Pengalaman Karmila sejalan dengan ketentuan yang berlaku. Dari sisi anak, ada syarat-syarat yang harus dipehuni, di antaranya belum berusia 18 tahun. Ia juga dipastikan berada dalam asuhan keluarga atau dalam lembaga pengasuhan anak, merupakan anak terlantar atau ditelantarkan, serta memerlukan perlindungan khusus.
Sementara, calon orangtua angkat harus sehat jasmani dan rohani, dalam keadaan mampu secara ekonomi dan sosial, beragama sama dengan calon anak angkat, berumur minimal 30 tahun hingga paling tinggi 55 tahun, serta telah berstatus menikah paling singkat lima tahun.

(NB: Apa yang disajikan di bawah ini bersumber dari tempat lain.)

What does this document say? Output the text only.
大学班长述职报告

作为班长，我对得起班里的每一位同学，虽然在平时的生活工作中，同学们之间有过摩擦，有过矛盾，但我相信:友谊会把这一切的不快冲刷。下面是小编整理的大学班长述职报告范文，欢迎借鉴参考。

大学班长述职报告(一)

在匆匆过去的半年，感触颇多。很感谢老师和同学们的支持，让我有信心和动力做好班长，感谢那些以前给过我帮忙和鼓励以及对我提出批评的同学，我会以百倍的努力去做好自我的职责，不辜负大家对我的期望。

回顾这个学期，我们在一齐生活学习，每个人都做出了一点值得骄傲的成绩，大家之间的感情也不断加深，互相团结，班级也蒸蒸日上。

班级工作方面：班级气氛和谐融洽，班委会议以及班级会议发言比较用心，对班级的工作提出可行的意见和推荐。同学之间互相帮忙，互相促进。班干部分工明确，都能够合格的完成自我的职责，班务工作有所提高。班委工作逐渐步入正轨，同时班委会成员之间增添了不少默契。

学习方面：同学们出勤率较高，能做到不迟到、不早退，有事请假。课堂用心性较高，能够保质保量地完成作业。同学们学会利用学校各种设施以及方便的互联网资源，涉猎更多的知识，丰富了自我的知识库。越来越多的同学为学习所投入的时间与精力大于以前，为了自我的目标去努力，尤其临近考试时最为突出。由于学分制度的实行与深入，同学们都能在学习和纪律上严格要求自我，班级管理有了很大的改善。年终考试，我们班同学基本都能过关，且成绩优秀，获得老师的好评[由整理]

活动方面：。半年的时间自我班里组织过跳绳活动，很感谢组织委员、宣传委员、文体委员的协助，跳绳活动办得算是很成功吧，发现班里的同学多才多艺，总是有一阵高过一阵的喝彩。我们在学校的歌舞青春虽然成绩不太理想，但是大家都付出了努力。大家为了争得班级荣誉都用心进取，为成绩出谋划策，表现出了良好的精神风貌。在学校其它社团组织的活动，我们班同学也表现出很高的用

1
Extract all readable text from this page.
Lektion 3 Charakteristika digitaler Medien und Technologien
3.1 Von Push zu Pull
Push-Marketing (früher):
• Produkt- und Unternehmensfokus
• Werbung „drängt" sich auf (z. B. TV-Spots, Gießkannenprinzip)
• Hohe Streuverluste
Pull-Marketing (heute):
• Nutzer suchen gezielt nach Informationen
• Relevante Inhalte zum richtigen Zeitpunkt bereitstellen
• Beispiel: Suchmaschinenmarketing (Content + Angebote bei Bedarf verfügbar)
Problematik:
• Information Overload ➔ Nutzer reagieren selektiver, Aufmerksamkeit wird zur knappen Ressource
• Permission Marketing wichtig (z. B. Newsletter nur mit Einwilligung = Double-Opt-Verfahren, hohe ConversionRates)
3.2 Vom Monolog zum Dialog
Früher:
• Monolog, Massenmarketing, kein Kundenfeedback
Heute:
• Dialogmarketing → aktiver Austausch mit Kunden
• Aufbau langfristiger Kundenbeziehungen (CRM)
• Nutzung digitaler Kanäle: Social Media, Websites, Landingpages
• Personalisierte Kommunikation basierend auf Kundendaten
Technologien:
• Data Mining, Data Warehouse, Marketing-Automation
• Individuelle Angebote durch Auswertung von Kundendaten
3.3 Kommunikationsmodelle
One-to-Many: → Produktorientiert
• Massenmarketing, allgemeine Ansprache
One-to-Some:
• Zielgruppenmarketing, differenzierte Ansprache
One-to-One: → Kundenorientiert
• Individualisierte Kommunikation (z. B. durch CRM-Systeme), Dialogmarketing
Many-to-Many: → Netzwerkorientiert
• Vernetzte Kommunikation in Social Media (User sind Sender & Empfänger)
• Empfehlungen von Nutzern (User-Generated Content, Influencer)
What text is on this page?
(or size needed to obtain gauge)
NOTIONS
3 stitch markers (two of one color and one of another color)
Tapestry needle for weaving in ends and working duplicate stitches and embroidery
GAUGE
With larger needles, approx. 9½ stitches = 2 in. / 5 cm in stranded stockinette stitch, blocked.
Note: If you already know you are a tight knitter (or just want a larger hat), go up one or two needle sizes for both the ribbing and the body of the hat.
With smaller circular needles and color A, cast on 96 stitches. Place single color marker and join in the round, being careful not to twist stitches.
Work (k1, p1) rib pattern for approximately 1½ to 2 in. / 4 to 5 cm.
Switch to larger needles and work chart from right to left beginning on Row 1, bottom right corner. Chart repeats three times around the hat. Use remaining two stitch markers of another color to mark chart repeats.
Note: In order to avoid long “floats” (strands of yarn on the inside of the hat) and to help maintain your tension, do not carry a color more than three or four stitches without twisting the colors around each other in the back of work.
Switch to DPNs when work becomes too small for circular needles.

Calon orangtua angkat juga harus memperoleh izin persetujuan tertulis dari Kementerian Sosial, atau dari lembaga pengasuhan anak. Syarat-syarat tersebut merujuk pada Peraturan Pemerintah Republik Indonesia Nomor 54 Tahun 2007 tentang Pelaksanaan Pengangkatan Anak.
Pada tahap awal proses adopsi lewat lembaga pengasuhan anak, ada prosedur wawancara untuk mengetahui motivasi calon orangtua angkat memutuskan adopsi. Selanjutnya, calon orangtua mesti memenuhi syarat dalam PP Nomor 54 Tahun 2007.
“Kalau cara yang benar memang agak sulit. Adopsi itu tidak seperti kita membeli barang. Karena ini berhubungan langsung dengan manusia,” jelas Ketua Yayasan Sayap Ibu Jakarta Tjondrowati Subiyanto.
Setelah berkas-berkas dapat dipenuhi, ada pula proses kunjungan dari Dinas Sosial untuk memastikan informasi dari calon orangtua angkat. Selepas verifikasi berbagai berkas dan proses kunjungan, calon orangtua diberikan pengasuhan anak sementara selama enam bulan. Fase ini menjadi kesempatan untuk memastikan bahwa orangtua angkat ini cocok dan layak mengasuh.
Apabila fase pengasuhan sementara berjalan lancar, maka selanjutnya dikeluarkan surat rekomendasi izin pengangkatan anak agar dapat diproses di Kementerian Sosial. Apabila berjalan lancar, fase terakhir adalah penilaian kelayakan dengan Tim Pertimbangan Pengangkatan Anak di Kementerian Sosial yang memutuskan apakah calon orangtua angkat diizinkan mengadopsi anak.
Menurut Tjondrowati, proses adopsi paling cepat bisa memakan waktu sekitar satu setengah tahun. Lama atau tidaknya proses asesmen adopsi sangat bergantung dari calon orangtua angkat. Sebagian proses adopsi memakan waktu lama lantaran calon orangtua angkat tidak memenuhi persyaratan yang ditetapkan.